Republicans think that because they won an election, they have a mandate to bully trans people out of existence. Worse, some of the people on my side seem to agree, arguing that we shouldn’t push back on trans rights, because it’s a losing issue. The way I see it, Republicans won slightly less than 50 percent of the vote in a deeply strange election where the major issue seems to have been inflation. (Which Trump is already clearly making worse, but, alas.) That doesn’t give them a mandate on anything, let alone killing our trans friends.
But even if Republicans did win in a landslide, and even if the #1 issue was persecuting trans people… that would be all the more reason to defend trans rights. The time to stand up for people being persecuted is when they’re being persecuted. That’s today.
The NCAA sees things the opposite way. They were willing to stand up for trans people when it seemed like the popular thing to do. Now that the transphobes are in power, they’ve switched sides, because staying on the right side of the people in power suits their broader goals.
The NCAA could have pushed back. They could have pointed out that they’d already given consideration to the issue of trans women in sports, come up with their own guidelines and restrictions, while Trump’s order was based on nothing. Instead, they folded, legitimizing the premise that this is actually about fairness in women’s sports, spreading the word that Trump has provided a “clear national standard.” In doing so, they’ve given cover to the other anti-trans garbage Trump and his lackeys are going to try to pull in future. I guess Charlie Baker never bought that spine off of Amazon.

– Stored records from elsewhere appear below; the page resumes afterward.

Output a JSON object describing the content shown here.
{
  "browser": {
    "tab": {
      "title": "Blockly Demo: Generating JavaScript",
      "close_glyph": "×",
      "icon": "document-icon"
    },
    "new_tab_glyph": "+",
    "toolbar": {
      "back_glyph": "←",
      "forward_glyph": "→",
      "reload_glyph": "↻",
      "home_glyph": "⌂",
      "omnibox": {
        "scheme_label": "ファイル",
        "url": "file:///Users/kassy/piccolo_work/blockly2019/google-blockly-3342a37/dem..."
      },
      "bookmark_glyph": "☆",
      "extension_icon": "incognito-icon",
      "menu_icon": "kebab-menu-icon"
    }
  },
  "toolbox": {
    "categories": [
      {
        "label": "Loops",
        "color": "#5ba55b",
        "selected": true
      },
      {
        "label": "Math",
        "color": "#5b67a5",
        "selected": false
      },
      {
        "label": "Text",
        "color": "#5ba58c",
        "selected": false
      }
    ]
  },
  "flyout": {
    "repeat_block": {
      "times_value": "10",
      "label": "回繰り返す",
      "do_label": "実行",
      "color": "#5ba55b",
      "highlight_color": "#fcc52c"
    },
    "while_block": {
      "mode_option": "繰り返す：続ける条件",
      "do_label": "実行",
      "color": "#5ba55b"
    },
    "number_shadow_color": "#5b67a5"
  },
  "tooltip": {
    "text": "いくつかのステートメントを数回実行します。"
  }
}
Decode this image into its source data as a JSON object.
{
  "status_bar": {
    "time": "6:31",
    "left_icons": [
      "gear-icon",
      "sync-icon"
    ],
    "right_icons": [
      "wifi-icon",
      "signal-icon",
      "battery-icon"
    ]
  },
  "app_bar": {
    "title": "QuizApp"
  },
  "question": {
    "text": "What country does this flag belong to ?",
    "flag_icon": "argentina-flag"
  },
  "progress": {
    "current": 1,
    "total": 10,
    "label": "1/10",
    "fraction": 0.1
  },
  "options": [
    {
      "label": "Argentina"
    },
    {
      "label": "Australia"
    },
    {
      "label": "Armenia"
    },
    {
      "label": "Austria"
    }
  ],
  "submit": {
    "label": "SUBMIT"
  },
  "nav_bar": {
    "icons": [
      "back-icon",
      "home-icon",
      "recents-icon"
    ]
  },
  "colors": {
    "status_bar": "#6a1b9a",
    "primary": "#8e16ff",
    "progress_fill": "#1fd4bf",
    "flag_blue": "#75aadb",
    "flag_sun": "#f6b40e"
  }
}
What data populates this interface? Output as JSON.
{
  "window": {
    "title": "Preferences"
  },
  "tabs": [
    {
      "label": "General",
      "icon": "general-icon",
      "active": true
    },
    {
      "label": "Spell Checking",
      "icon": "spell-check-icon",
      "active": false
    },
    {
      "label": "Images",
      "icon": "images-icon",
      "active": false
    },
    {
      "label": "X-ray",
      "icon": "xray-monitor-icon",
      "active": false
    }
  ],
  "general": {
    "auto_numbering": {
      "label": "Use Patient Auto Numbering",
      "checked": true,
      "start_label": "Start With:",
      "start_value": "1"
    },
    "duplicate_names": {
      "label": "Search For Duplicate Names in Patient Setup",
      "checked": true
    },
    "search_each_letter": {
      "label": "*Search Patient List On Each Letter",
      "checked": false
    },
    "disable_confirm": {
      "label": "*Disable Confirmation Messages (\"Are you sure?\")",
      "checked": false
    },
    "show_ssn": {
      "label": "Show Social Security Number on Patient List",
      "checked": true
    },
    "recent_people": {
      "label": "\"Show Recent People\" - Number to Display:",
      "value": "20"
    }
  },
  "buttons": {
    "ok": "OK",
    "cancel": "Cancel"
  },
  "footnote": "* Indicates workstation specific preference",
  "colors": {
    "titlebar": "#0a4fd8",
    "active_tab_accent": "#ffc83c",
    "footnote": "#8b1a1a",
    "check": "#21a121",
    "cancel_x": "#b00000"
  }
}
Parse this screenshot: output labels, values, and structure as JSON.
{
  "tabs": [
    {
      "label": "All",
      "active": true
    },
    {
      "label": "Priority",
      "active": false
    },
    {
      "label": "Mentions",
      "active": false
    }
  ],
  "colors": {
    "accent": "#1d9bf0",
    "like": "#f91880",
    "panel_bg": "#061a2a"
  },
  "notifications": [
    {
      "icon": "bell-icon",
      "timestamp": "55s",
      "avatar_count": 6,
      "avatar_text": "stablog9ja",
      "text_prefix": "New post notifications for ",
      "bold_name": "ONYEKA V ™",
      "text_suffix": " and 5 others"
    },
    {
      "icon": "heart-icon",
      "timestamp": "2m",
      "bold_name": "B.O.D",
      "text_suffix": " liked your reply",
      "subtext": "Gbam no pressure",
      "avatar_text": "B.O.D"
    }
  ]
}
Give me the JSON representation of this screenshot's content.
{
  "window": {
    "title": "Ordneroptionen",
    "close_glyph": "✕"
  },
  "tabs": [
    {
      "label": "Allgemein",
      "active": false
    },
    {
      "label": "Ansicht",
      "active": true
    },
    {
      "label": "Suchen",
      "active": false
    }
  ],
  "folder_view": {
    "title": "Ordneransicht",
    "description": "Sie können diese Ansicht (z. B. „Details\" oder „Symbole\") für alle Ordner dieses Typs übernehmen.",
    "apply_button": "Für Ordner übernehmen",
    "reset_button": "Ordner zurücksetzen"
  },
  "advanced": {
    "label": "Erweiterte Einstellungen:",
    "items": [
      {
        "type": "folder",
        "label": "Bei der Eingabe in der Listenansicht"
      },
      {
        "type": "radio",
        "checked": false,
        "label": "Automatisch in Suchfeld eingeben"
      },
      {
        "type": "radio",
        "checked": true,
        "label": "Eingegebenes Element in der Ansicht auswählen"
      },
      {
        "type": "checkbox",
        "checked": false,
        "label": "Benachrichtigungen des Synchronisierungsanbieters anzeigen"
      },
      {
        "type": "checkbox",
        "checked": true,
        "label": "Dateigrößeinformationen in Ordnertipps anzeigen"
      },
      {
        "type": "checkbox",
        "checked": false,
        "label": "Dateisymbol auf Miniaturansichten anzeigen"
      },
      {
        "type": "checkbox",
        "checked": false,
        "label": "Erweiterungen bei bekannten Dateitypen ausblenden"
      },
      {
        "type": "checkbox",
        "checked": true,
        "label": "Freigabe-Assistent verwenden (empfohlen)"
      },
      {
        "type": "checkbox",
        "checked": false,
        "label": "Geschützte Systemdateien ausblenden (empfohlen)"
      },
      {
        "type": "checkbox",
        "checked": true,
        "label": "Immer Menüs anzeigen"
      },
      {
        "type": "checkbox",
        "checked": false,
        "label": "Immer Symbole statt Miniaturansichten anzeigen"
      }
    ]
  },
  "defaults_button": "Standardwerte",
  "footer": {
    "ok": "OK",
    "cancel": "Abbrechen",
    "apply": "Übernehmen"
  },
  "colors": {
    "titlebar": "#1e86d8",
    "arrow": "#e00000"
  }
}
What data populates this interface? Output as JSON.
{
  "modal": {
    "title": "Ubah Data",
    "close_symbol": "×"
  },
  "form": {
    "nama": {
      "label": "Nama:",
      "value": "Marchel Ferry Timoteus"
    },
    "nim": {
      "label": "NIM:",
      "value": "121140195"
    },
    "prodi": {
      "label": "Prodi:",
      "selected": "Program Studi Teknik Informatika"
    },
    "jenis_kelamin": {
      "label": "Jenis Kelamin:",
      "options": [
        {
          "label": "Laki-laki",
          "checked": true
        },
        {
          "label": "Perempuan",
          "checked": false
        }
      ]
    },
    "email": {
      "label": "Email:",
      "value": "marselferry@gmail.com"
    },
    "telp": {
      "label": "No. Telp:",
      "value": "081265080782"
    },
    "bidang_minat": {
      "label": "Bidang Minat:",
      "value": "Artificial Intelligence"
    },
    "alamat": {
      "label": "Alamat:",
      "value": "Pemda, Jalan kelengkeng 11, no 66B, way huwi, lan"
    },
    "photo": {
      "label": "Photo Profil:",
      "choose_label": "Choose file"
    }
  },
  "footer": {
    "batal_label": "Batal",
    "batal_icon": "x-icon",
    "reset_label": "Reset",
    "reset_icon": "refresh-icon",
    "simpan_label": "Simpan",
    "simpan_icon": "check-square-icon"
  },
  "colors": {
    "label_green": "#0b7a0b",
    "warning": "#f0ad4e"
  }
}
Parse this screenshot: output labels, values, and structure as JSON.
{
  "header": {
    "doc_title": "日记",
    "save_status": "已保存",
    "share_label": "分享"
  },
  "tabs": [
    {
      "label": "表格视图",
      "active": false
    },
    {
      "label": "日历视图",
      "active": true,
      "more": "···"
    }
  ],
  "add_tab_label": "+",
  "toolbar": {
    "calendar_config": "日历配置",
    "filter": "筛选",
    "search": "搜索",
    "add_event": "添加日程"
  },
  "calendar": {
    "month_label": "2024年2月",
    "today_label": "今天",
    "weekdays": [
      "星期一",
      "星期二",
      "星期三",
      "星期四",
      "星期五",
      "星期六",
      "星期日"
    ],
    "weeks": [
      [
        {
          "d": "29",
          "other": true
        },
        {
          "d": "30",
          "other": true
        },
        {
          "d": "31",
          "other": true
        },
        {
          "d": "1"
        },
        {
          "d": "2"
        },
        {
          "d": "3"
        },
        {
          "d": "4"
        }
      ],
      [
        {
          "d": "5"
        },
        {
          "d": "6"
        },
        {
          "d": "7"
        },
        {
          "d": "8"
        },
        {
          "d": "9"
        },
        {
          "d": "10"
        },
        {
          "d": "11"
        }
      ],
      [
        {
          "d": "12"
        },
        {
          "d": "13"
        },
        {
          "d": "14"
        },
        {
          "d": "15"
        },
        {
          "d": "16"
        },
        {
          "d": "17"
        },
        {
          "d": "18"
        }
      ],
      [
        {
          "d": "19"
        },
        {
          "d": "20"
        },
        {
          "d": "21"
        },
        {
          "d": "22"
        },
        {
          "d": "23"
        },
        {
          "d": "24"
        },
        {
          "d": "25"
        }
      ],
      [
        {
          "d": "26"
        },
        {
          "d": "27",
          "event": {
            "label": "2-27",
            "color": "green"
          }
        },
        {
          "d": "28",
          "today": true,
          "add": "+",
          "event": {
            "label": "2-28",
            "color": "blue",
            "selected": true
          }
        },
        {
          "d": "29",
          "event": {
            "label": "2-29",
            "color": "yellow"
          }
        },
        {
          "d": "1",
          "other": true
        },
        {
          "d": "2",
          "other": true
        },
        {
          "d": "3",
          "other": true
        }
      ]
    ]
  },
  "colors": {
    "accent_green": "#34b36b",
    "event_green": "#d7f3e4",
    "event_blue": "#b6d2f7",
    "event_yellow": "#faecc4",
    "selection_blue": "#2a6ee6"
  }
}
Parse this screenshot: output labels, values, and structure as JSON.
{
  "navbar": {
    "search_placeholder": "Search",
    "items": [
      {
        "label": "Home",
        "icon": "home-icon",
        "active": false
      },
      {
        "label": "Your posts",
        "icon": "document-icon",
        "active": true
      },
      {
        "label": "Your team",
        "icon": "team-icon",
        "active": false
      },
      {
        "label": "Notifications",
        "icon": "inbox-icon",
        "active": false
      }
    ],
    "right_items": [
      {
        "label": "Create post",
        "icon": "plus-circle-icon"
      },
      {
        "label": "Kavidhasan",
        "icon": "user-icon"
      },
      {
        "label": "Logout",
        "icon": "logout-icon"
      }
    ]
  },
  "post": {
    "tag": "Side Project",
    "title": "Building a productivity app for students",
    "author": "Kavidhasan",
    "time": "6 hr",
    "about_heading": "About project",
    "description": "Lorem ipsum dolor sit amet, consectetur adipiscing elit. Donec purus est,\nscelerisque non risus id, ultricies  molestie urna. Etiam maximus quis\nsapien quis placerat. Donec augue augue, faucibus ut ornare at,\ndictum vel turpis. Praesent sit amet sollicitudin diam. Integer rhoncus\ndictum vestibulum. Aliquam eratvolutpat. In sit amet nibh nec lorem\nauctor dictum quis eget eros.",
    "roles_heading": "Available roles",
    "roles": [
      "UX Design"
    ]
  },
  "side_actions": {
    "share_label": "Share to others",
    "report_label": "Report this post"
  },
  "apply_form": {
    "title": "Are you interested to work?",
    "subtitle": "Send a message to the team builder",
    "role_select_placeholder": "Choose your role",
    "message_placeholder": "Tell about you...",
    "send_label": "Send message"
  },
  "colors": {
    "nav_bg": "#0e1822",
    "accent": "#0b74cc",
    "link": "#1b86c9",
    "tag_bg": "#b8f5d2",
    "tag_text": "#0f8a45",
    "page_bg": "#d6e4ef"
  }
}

The order does direct federal agencies to stop distributing money to colleges with trans athletes competing in women’s sports, which would be devastating for NCAA institutions which receive federal grants, which is basically all of them. But again: Trump’s order does not actually change the law, and as Baker pointed out in his Senate hearing, federal courts have repeatedly sided with trans participation in sports.
Apparently, hormone therapy changes your body a lot, which makes it hard to be an elite athlete. Who knew! I mean, except trans people. They knew.
“The way I see it, Republicans won slightly less than 50 percent of the vote in a deeply strange election where the major issue seems to have been inflation. (Which Trump is already clearly making worse, but, alas.) That doesn’t give them a mandate on anything, let alone killing our trans friends.
But even if Republicans did win in a landslide, and even if the #1 issue was persecuting trans people… that would be all the more reason to defend trans rights. The time to stand up for people being persecuted is when they’re being persecuted. That’s today.”
Exactly. Thanks for putting this so clearly
That was just an awesome piece of writing. Better yet your thoughts are what we should all aspire to. Keep it up. Love your work.